Frustratingly and filling the space before me, cascading stems from the vine above still blocked my path. Some stems had even touched the muddy floor and taken root in a desperate bid to keep the mother plant alive no doubt. Other stems had fallen, garrotted by their once neatly tied supporting wires. The whole scene was again one of sadness where a once thriving entity now limped weakly on. All I could do whilst rain began to tap on what glass remained was question the past, present and future worth of the old glasshouse. 

Had the house covered its original investment of time and expense I wondered? Had all those previous winter hours labouring to keep the stove stoked, its pipes warm and the plants clean proved as fruitful as once hoped? Could it all be hauled back from the brink, albeit with a new set of values to again power the walled garden in which it sat? Indeed, should a new broom sweep clean, and this house of glass live to grow again? These questions weighed heavy.

Moving from one end of the tumbledown glasshouse should have been enough to convince me that its time was now up, except maybe for some metalwork and glass that could, with some tender care return to service elsewhere. The longer I paused though, the more uneasy I felt at the thought of demolishing the weather battered old house. I pictured diggers pulling and pushing its timbers, the falling glass, and its complete eradication; rebuilding from scratch might have been the way of the world, but somehow it didn’t feel right.

Old, withered and mummified grapes might have hung before me, but as I blinked I saw plump bunches of juicy fruits ripe for the picking. I could have blocked those fanciful thoughts but chose not to, and for a few moments remained motionless, closed my eyes again and opened my mind to an alternative scene. Clean timbers in the brightest white came into view, with slithers of blue sky just visible between leaves and beyond those, crystal-clear panes of glass were all present and correct. At my feet, terracotta tiles were swept smooth, large pots filled with foliage plants sat on gravel before clean white walls, and freshly greased hinges saw vents wide open; the house was a pristine workplace.

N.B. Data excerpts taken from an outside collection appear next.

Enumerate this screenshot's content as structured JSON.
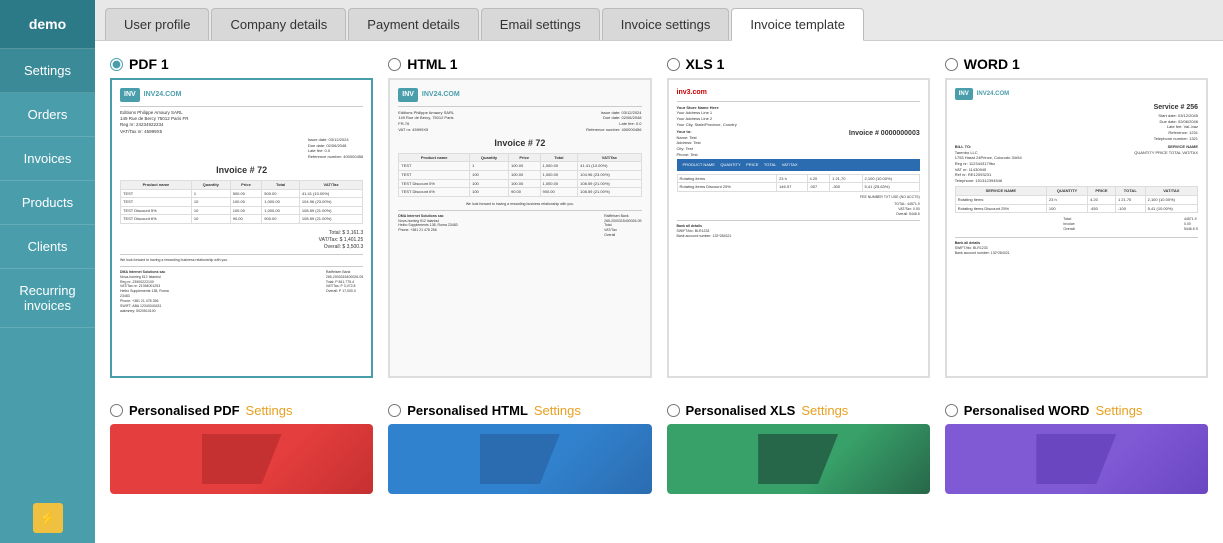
{
  "sidebar": {
    "top_label": "demo",
    "items": [
      {
        "id": "settings",
        "label": "Settings",
        "active": true
      },
      {
        "id": "orders",
        "label": "Orders",
        "active": false
      },
      {
        "id": "invoices",
        "label": "Invoices",
        "active": false
      },
      {
        "id": "products",
        "label": "Products",
        "active": false
      },
      {
        "id": "clients",
        "label": "Clients",
        "active": false
      },
      {
        "id": "recurring",
        "label": "Recurring invoices",
        "active": false
      }
    ],
    "bottom_icon": "⚡"
  },
  "tabs": [
    {
      "id": "user-profile",
      "label": "User profile",
      "active": false
    },
    {
      "id": "company-details",
      "label": "Company details",
      "active": false
    },
    {
      "id": "payment-details",
      "label": "Payment details",
      "active": false
    },
    {
      "id": "email-settings",
      "label": "Email settings",
      "active": false
    },
    {
      "id": "invoice-settings",
      "label": "Invoice settings",
      "active": false
    },
    {
      "id": "invoice-template",
      "label": "Invoice template",
      "active": true
    }
  ],
  "templates": [
    {
      "id": "pdf1",
      "label": "PDF 1",
      "selected": true,
      "type": "pdf"
    },
    {
      "id": "html1",
      "label": "HTML 1",
      "selected": false,
      "type": "html"
    },
    {
      "id": "xls1",
      "label": "XLS 1",
      "selected": false,
      "type": "xls"
    },
    {
      "id": "word1",
      "label": "WORD 1",
      "selected": false,
      "type": "word"
    }
  ],
  "personalised": [
    {
      "id": "pers-pdf",
      "bold": "Personalised PDF",
      "link": "Settings",
      "color": "red"
    },
    {
      "id": "pers-html",
      "bold": "Personalised HTML",
      "link": "Settings",
      "color": "blue"
    },
    {
      "id": "pers-xls",
      "bold": "Personalised XLS",
      "link": "Settings",
      "color": "green"
    },
    {
      "id": "pers-word",
      "bold": "Personalised WORD",
      "link": "Settings",
      "color": "purple"
    }
  ],
  "invoice_preview": {
    "logo_text": "INV24.COM",
    "invoice_number": "Invoice # 72",
    "billing_label": "Bill to:",
    "company_name": "Editions Philippe Amaury SARL",
    "address": "149 Rue de Bercy 75012 Paris FR",
    "columns": [
      "Product name",
      "Quantity",
      "Price",
      "Total",
      "VAT/Tax"
    ],
    "rows": [
      [
        "TEST",
        "1",
        "500.00",
        "500.00",
        "41.41 (10.00%)"
      ],
      [
        "TEST",
        "10",
        "100.00",
        "1,000.00",
        "104.96 (23.00%)"
      ],
      [
        "TEST Discount 5%",
        "10",
        "100.00",
        "1,000.00",
        "108.59 (21.00%)"
      ],
      [
        "TEST Discount 6%",
        "10",
        "90.00",
        "900.00",
        "108.59 (21.00%)"
      ]
    ],
    "total_label": "Total:",
    "total_value": "$ 3,161.3"
  }
}
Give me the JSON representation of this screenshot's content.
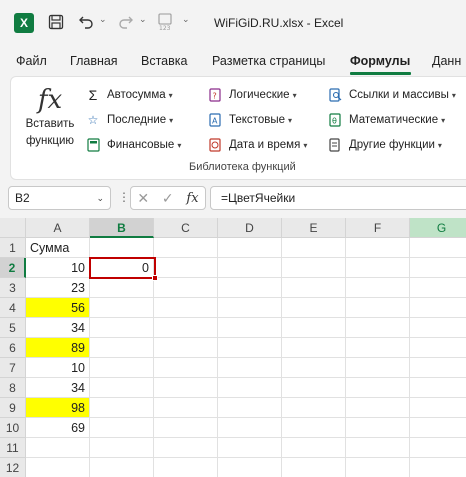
{
  "title_bar": {
    "app_letter": "X",
    "document_title": "WiFiGiD.RU.xlsx  -  Excel"
  },
  "tabs": [
    {
      "label": "Файл"
    },
    {
      "label": "Главная"
    },
    {
      "label": "Вставка"
    },
    {
      "label": "Разметка страницы"
    },
    {
      "label": "Формулы",
      "active": true
    },
    {
      "label": "Данн"
    }
  ],
  "ribbon": {
    "insert_function": {
      "icon": "fx-icon",
      "label_line1": "Вставить",
      "label_line2": "функцию"
    },
    "buttons": [
      {
        "label": "Автосумма",
        "icon": "sigma-icon"
      },
      {
        "label": "Последние",
        "icon": "star-icon"
      },
      {
        "label": "Финансовые",
        "icon": "calculator-icon"
      },
      {
        "label": "Логические",
        "icon": "question-book-icon"
      },
      {
        "label": "Текстовые",
        "icon": "text-book-icon"
      },
      {
        "label": "Дата и время",
        "icon": "clock-book-icon"
      },
      {
        "label": "Ссылки и массивы",
        "icon": "search-book-icon"
      },
      {
        "label": "Математические",
        "icon": "math-book-icon"
      },
      {
        "label": "Другие функции",
        "icon": "more-functions-icon"
      }
    ],
    "group_label": "Библиотека функций"
  },
  "formula_bar": {
    "name_box": "B2",
    "formula": "=ЦветЯчейки"
  },
  "colors": {
    "accent": "#107c41",
    "highlight": "#ffff00",
    "active_cell_border": "#c00000"
  },
  "grid": {
    "columns": [
      "A",
      "B",
      "C",
      "D",
      "E",
      "F",
      "G"
    ],
    "selected_column": "B",
    "selected_row": "2",
    "rows": [
      {
        "num": "1",
        "a": "Сумма",
        "b": "",
        "yellow": false
      },
      {
        "num": "2",
        "a": "10",
        "b": "0",
        "yellow": false
      },
      {
        "num": "3",
        "a": "23",
        "b": "",
        "yellow": false
      },
      {
        "num": "4",
        "a": "56",
        "b": "",
        "yellow": true
      },
      {
        "num": "5",
        "a": "34",
        "b": "",
        "yellow": false
      },
      {
        "num": "6",
        "a": "89",
        "b": "",
        "yellow": true
      },
      {
        "num": "7",
        "a": "10",
        "b": "",
        "yellow": false
      },
      {
        "num": "8",
        "a": "34",
        "b": "",
        "yellow": false
      },
      {
        "num": "9",
        "a": "98",
        "b": "",
        "yellow": true
      },
      {
        "num": "10",
        "a": "69",
        "b": "",
        "yellow": false
      },
      {
        "num": "11",
        "a": "",
        "b": "",
        "yellow": false
      },
      {
        "num": "12",
        "a": "",
        "b": "",
        "yellow": false
      }
    ]
  }
}
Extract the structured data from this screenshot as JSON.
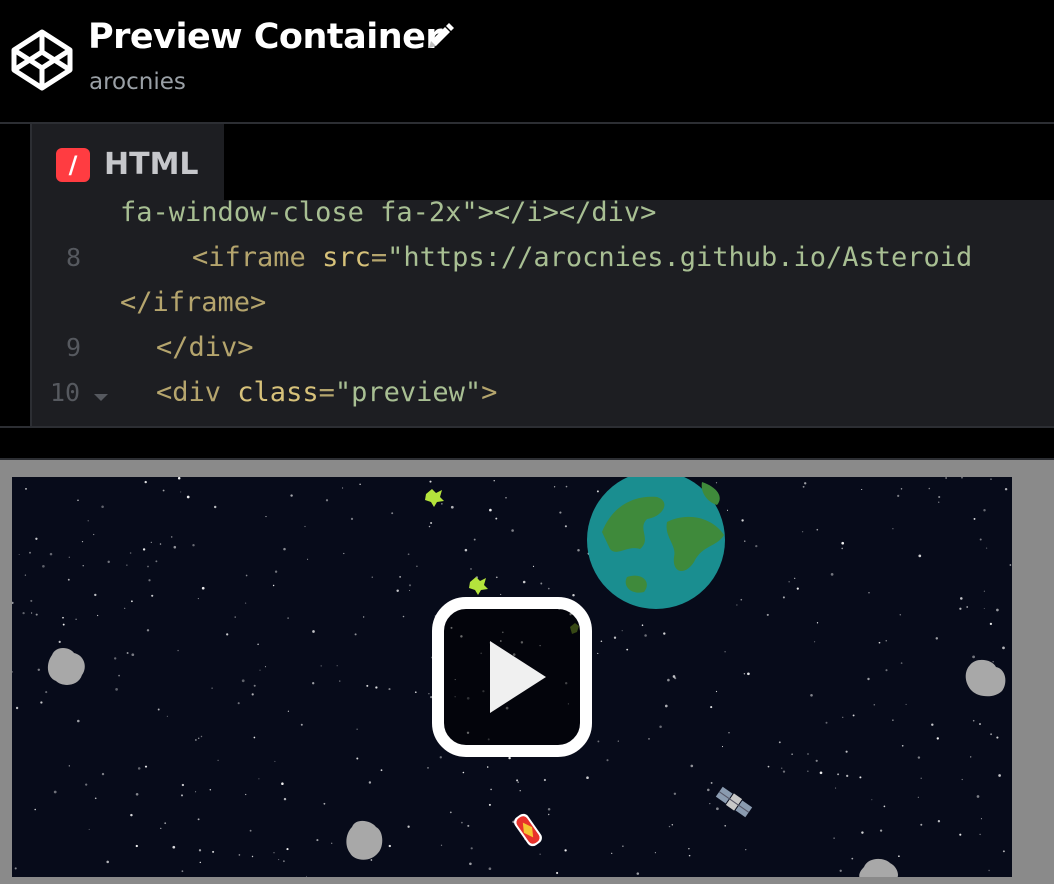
{
  "header": {
    "title": "Preview Container",
    "author": "arocnies",
    "logo_icon": "codepen-cube-icon",
    "edit_icon": "pencil-icon"
  },
  "editor": {
    "tab_label": "HTML",
    "tab_icon_glyph": "/",
    "tab_icon_color": "#ff3c41",
    "lines": {
      "l0": "fa-window-close fa-2x\"></i></div>",
      "l1_num": "8",
      "l1_tag_open": "<iframe",
      "l1_attr": "src",
      "l1_eq": "=",
      "l1_str": "\"https://arocnies.github.io/Asteroid",
      "l2": "</iframe>",
      "l3_num": "9",
      "l3": "</div>",
      "l4_num": "10",
      "l4_tag_open": "<div",
      "l4_attr": "class",
      "l4_eq": "=",
      "l4_str": "\"preview\"",
      "l4_close": ">"
    }
  },
  "preview": {
    "play_icon": "play-icon",
    "background_color": "#070b1a"
  }
}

Returning to the present and stood in the cold, the glasshouse that for a few moments had lived in my mind as a place full of growth and vigour, was exactly how things should be. Yes, times had moved on and grapes can now be shipped-in, and the glasshouse could be swept away. But to see plants nurtured in this way in a place built for the task, and designed for people to live and work in was and still could be so very special.

Physically, I could return through the doorway, wind my way back through the nettles and signal for destruction. But emotionally, could I ever be the one to call time on the old glasshouse or its people. Could I ignore those voices from the past and turn away from the head gardener’s fading sepia face. When I passed through the doorway I had crossed a threshold to a place where ghost gardeners still had much to say, and not only had I listened then, I still needed to hear more.